As a non-profit foundation, the fair is committed to offering educational programs in the arts and to sustain its financial responsibility. Being solely a State of Texas project, only Texas artists are selected to exhibit and market their original hand-crafted work at the fFair. In 1995, the Texas Legislature elevated the status of the fair to the Official Arts and Crafts Fair for the State of Texas.

In 2002, the fair’s foundation entered a forty-year lease agreement with Kerr County for 7.5 acres of land adjacent to Flat Rock Lake Park on the Guadalupe River. The property itself was named River Star Arts & Event Park and was made available as rental property during the year. Following the decision to move the fair from Schreiner University to a new location, a local foundation gave a 2003 grant in the amount of $198,643 for initial infrastructure and facilities at the park. A Small Business Association loan funded the move to the new property, plus the handicap-approved, air-conditioned rest rooms, office buildings, roads, utilities installations, pads for large tents, and fencing the property. In 2003, the fair was held at the new location at 4000 Riverside Drive, adjacent to the Hill Country Youth Exhibit Center.

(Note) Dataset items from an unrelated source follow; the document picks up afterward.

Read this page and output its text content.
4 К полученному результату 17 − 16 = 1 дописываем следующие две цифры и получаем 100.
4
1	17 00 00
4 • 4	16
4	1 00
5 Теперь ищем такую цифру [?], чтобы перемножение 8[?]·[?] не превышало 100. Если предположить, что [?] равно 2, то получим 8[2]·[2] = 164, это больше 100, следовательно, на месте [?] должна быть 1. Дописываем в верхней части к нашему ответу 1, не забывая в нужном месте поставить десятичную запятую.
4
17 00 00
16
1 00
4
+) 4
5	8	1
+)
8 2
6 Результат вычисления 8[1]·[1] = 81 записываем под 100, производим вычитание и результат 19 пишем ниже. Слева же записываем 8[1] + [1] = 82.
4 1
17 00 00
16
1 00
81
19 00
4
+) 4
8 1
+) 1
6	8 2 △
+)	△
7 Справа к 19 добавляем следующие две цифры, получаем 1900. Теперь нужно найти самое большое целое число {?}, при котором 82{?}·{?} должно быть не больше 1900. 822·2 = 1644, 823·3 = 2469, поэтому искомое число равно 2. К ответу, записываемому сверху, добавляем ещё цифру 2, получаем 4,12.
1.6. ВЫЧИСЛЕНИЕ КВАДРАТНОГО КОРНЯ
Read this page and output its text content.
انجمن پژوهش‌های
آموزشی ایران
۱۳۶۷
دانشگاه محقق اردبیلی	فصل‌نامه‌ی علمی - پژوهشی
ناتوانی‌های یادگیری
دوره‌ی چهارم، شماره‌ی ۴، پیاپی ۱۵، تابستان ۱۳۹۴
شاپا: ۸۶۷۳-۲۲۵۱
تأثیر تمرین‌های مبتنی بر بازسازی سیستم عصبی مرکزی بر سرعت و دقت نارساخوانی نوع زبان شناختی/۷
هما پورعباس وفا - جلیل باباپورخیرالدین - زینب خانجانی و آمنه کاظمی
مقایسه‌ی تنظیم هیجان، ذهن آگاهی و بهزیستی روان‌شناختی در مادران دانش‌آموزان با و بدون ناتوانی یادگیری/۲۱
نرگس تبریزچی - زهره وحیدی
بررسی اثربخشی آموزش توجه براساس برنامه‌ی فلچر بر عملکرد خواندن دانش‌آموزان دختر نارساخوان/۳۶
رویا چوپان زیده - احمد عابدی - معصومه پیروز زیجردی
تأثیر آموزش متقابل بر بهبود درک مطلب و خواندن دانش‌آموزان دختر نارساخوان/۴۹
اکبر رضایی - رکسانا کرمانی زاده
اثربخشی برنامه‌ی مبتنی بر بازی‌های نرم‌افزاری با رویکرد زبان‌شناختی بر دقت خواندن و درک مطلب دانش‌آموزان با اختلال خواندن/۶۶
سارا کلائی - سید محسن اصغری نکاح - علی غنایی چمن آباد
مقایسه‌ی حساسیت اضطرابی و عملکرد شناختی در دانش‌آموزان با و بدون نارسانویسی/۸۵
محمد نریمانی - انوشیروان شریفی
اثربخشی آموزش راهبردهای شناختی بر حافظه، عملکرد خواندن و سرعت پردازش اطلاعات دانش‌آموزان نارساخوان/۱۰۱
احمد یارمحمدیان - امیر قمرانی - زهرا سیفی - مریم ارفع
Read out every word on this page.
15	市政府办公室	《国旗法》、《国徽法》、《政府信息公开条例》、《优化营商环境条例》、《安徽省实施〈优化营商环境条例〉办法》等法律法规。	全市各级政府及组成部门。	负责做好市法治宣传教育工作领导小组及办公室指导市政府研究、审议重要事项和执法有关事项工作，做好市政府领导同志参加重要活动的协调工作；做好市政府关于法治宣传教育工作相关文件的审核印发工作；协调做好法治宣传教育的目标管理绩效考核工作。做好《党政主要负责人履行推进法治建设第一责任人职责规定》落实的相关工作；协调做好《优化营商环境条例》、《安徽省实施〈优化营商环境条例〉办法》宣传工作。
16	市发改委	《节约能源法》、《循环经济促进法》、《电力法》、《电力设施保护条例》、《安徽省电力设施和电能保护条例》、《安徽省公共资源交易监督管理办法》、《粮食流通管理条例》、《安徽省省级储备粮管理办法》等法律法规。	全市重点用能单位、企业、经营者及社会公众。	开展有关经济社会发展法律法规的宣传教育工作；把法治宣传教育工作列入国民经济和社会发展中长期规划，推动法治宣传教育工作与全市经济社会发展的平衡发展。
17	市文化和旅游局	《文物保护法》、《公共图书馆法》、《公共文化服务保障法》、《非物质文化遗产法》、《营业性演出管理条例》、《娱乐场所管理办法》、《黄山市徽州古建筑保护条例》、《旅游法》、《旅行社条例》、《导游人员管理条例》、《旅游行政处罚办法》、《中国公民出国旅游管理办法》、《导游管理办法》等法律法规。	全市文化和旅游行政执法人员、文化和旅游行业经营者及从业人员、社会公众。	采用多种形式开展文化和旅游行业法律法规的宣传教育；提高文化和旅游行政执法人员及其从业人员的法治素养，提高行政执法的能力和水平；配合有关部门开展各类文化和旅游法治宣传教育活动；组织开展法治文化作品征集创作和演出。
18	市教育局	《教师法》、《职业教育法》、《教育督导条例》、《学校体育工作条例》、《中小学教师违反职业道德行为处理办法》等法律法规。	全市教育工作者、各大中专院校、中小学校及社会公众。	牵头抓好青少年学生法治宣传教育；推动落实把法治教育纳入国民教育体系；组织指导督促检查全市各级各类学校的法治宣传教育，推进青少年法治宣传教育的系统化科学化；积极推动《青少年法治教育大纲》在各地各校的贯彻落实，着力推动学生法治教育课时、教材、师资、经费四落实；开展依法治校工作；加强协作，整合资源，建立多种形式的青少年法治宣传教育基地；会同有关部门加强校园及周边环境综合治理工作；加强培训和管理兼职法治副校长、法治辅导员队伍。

Due to financial challenges, the fair foundation declared bankruptcy in 2013..

After a five-year hiatus, the Hill Country Arts Foundation relaunched the “official” Texas Arts and Crafts Fair in 2018 on its 13-acre campus in Ingram. That year, the fair partnered with the Kerrville Folk Festival with a concert at The Point Theatre on the opening night of the fair, as the two iconic Hill Country events enjoyed a reunion.